Authors flock to Florida for its inspiring locations and colorful characters—and the pleasant writing weather doesn’t hurt. Familiarize yourself with some of today’s hottest Floridian writers, as well as those who once called the state home, with our Florida Reading List.
A Good Scent from a Strange Mountain by Robert Olen Butler
Butler is a Floridian not by birth but rather by profession—he is a writing professor at Florida State University in Tallahassee. Known for his short stories steeped in realism, his 1992 collection A Good Scent from a Strange Mountain received the Pulitzer Prize for fiction.
The Yearling | Marjorie Kinnan Rawlings
Rawlings wrote her 1938, Pulitzer Prize–winning The Yearling in her Cross Creek cottage, located between Ocala and Gainesville. Suitable for all ages, the novel is about a young boy and his pet deer and is a reflection on nature and coming of age in 1800s Florida.
Their Eyes Were Watching God | Zora Neale Hurston
Hurston grew up in the Central Florida town of Eatonville—her father even became mayor in 1897. Her most lauded work is set in the same region in the early twentieth century and explores themes prevalent in Hurston’s own life, such as racism and women’s rights.
Along Came a Spider | James Patterson
Nestled between musicians and business executives with comparable net worths, Patterson has become one of Palm Beach’s most famous residents. He’s written enough books to fill multiple summer reading lists, but Along Came a Spider is the first installment in his Alex Cross series.
Stormy Weather | Carl Hiaasen
Hiaasen just might be the quintessential Florida writer. Born and raised in the state, most of his novels and young-adult fiction books feature a Florida setting. Stormy Weather takes place after Hurricane Andrew, when many flocked to the destruction for a variety of dubious reasons.
Swamplandia! | Karen Russell
This debut novel by a Miami native sinks its teeth into Florida’s weird reptilian reputation. Set in the fictional theme park Swamplandia! in the real Ten Thousand Island mangrove islets in the Everglades, the story is infused with Flannery O’Connor’s Southern Gothic style and a specificity of place prevalent in works by Florida writers.
The Secret Life of Bees | Sue Monk Kidd
After living in Charleston for many years, Kidd moved to Marco Island following the success of The Secret Life of Bees. The novel takes place in South Carolina in 1964 and was a New York Times best seller for more than two years.
One for the Money | Janet Evanovich
Neapolitan Evanovich is best known for her series starring plucky bounty hunter Stephanie Plum. Her first Plum adventure, One for the Money, was released in 1994 and recently made into a movie starring Katherine Heigl.

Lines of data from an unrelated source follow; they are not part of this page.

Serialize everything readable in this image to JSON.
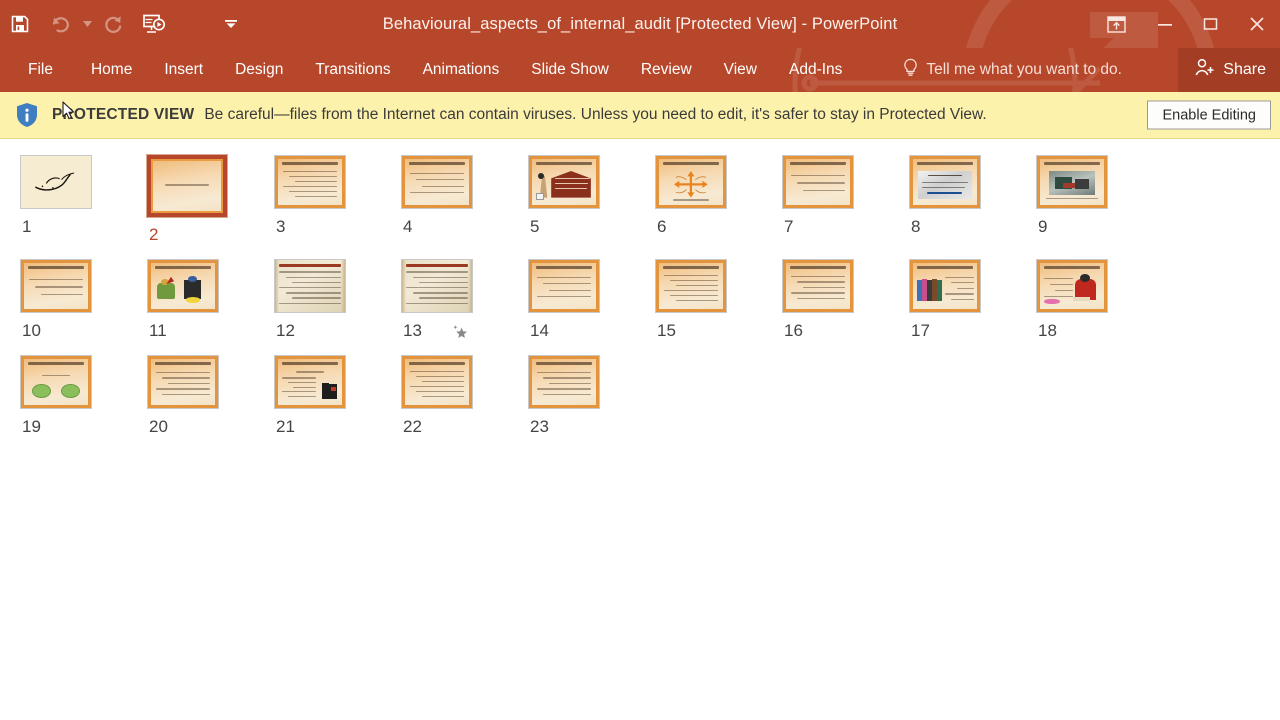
{
  "window": {
    "title": "Behavioural_aspects_of_internal_audit [Protected View] - PowerPoint",
    "accent_color": "#b7472a",
    "share_bg": "#a33e24"
  },
  "quick_access": {
    "items": [
      {
        "name": "save-button",
        "icon": "save-icon",
        "label": "Save",
        "disabled": false
      },
      {
        "name": "undo-button",
        "icon": "undo-icon",
        "label": "Undo",
        "disabled": true
      },
      {
        "name": "redo-button",
        "icon": "redo-icon",
        "label": "Redo",
        "disabled": true
      },
      {
        "name": "start-slideshow-button",
        "icon": "slideshow-icon",
        "label": "Start From Beginning",
        "disabled": false
      }
    ],
    "customize_label": "Customize Quick Access Toolbar",
    "customize_icon": "chevron-down-icon"
  },
  "window_controls": [
    {
      "name": "ribbon-display-options-button",
      "icon": "ribbon-options-icon",
      "label": "Ribbon Display Options",
      "glyph": ""
    },
    {
      "name": "minimize-button",
      "icon": "minimize-icon",
      "label": "Minimize",
      "glyph": "—"
    },
    {
      "name": "restore-button",
      "icon": "restore-icon",
      "label": "Restore Down",
      "glyph": "□"
    },
    {
      "name": "close-button",
      "icon": "close-icon",
      "label": "Close",
      "glyph": "✕"
    }
  ],
  "ribbon_tabs": [
    {
      "label": "File"
    },
    {
      "label": "Home"
    },
    {
      "label": "Insert"
    },
    {
      "label": "Design"
    },
    {
      "label": "Transitions"
    },
    {
      "label": "Animations"
    },
    {
      "label": "Slide Show"
    },
    {
      "label": "Review"
    },
    {
      "label": "View"
    },
    {
      "label": "Add-Ins"
    }
  ],
  "tell_me": {
    "placeholder": "Tell me what you want to do.",
    "icon": "lightbulb-icon"
  },
  "share": {
    "label": "Share",
    "icon": "person-add-icon"
  },
  "protected_view": {
    "icon": "info-shield-icon",
    "strong": "PROTECTED VIEW",
    "message": "Be careful—files from the Internet can contain viruses. Unless you need to edit, it's safer to stay in Protected View.",
    "button_label": "Enable Editing"
  },
  "slides": [
    {
      "number": "1",
      "selected": false,
      "animated": false,
      "style": "cream-calligraphy"
    },
    {
      "number": "2",
      "selected": true,
      "animated": false,
      "style": "title-only"
    },
    {
      "number": "3",
      "selected": false,
      "animated": false,
      "style": "bullets-6"
    },
    {
      "number": "4",
      "selected": false,
      "animated": false,
      "style": "bullets-4"
    },
    {
      "number": "5",
      "selected": false,
      "animated": false,
      "style": "figure-house"
    },
    {
      "number": "6",
      "selected": false,
      "animated": false,
      "style": "diagram-arrows"
    },
    {
      "number": "7",
      "selected": false,
      "animated": false,
      "style": "bullets-3"
    },
    {
      "number": "8",
      "selected": false,
      "animated": false,
      "style": "photo-stones"
    },
    {
      "number": "9",
      "selected": false,
      "animated": false,
      "style": "photo-gray"
    },
    {
      "number": "10",
      "selected": false,
      "animated": false,
      "style": "bullets-3"
    },
    {
      "number": "11",
      "selected": false,
      "animated": false,
      "style": "figure-cartoon"
    },
    {
      "number": "12",
      "selected": false,
      "animated": false,
      "style": "parchment"
    },
    {
      "number": "13",
      "selected": false,
      "animated": true,
      "style": "parchment"
    },
    {
      "number": "14",
      "selected": false,
      "animated": false,
      "style": "bullets-4"
    },
    {
      "number": "15",
      "selected": false,
      "animated": false,
      "style": "bullets-6"
    },
    {
      "number": "16",
      "selected": false,
      "animated": false,
      "style": "bullets-5"
    },
    {
      "number": "17",
      "selected": false,
      "animated": false,
      "style": "figure-people"
    },
    {
      "number": "18",
      "selected": false,
      "animated": false,
      "style": "figure-reader"
    },
    {
      "number": "19",
      "selected": false,
      "animated": false,
      "style": "two-ovals"
    },
    {
      "number": "20",
      "selected": false,
      "animated": false,
      "style": "bullets-5"
    },
    {
      "number": "21",
      "selected": false,
      "animated": false,
      "style": "figure-duo"
    },
    {
      "number": "22",
      "selected": false,
      "animated": false,
      "style": "bullets-6"
    },
    {
      "number": "23",
      "selected": false,
      "animated": false,
      "style": "bullets-5"
    }
  ],
  "animation_star": {
    "name": "animation-indicator-icon",
    "tooltip": "Play Animations"
  }
}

To Have and Have Not | Ernest Hemingway
Perhaps Key West’s most famous former resident, Hemingway arrived in the 1930s and wrote To Have and Have Not, set in depression-era Key West and Cuba, while living in his Spanish Colonial home on the island.
A Streetcar Named Desire | Tennessee Williams
Hemingway may be the best-known Key West writer, but he’s not the only one. Playwright Williams visited and lived in Key West for more than 40 years. It’s rumored that he worked on A Streetcar Named Desire, a joy to read as well as to see on stage, while staying at the La Concha Hotel.